Remember a year ago, when the front page was full of SOPA posts and
commentary? Well, that appears to have led to something that -- at least
temporarily -- was in favor of the majority of those posting.

"60 Minutes" [1], for and by the masses. Tick tick tick tick...

\----

[1] A prominent U.S. TV news / investigative journalism program. (I think it's
now been somewhat internationalized, or "franchised".) Although its
credibility has come increasingly into question in recent years. Its opening
segment and transitions display a ticking stopwatch.

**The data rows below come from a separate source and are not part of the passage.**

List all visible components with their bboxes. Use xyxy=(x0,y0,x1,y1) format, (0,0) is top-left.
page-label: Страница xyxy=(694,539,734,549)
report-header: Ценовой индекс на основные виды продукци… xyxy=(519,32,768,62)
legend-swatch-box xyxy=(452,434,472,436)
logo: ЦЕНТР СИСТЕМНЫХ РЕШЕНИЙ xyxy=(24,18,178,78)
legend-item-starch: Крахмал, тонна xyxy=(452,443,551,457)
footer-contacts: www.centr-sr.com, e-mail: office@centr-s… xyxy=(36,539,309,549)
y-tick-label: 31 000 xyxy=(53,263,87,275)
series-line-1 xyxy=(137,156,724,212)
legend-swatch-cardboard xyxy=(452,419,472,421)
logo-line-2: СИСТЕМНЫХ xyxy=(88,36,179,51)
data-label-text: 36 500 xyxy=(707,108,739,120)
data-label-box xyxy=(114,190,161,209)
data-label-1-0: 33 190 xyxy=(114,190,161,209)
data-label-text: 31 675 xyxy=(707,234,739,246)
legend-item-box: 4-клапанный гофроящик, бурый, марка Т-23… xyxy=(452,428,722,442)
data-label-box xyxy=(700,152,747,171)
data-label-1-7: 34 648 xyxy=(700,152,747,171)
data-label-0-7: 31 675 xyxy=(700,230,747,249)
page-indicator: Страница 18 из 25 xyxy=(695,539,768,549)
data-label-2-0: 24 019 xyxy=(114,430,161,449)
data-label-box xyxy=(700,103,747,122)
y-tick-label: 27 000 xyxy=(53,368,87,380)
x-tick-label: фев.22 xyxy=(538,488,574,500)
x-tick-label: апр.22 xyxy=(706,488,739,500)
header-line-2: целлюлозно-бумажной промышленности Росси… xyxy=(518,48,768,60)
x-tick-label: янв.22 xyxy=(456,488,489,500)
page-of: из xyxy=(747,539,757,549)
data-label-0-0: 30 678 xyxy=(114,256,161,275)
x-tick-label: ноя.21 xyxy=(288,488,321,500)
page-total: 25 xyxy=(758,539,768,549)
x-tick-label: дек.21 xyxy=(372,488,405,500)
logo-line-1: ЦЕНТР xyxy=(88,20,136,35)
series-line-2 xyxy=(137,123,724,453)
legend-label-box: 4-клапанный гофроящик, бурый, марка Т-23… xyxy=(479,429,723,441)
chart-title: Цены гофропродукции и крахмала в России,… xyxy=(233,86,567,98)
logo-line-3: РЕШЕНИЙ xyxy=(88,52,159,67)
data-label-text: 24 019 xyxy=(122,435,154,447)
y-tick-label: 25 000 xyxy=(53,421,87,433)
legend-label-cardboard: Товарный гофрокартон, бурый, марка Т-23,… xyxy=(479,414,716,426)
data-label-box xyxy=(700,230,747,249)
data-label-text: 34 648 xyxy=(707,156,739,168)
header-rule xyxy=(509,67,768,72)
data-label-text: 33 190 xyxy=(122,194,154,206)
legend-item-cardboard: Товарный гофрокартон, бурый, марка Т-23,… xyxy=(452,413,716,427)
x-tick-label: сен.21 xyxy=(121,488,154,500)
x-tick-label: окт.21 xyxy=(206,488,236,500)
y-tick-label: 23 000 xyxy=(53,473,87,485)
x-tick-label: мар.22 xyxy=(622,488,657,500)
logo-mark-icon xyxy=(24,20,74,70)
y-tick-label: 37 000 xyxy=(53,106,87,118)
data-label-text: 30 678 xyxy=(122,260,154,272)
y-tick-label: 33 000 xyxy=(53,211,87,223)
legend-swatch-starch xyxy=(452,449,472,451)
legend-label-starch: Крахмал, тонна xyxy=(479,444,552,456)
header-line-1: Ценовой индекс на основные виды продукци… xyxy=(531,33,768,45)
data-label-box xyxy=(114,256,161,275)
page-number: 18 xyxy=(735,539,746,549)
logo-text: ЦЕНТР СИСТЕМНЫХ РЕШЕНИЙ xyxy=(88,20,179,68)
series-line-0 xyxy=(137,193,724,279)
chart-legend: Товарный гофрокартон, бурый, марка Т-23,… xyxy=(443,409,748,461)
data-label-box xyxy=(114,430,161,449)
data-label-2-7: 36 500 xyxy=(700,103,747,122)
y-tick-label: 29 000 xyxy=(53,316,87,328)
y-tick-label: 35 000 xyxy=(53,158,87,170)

Some of its stories have been credited with producing significant private and
public policy shifts -- in perception, or substance, or both.

------
tptacek
You're not "that guy". The onslaught of political stories about NSA
surveillance is so severe that the people who'd normally be piping up
alongside you have given up.

------
staunch
HN is to the point where it pretty much needs subreddits (or a basic version
of them, like the "Ask" section) to continue to not suck.

------
simgidacav
A point for you sir: complaining is not the way of solving a problem. Still
the complaining is symptomatic of discomfort in the community for this facts;
and discomfort, my good friend, is rich soil for solutions.

The best way of moving on is enabling creativity.

------
Sealy
Thats true, NSA related stories have been flooding the front pages of hacker
news for the last two weeks. I don't mind a couple of posts but when every
other story is related to the news, it gets dry fast.

------
andymoe
We are, apparently, about this right now.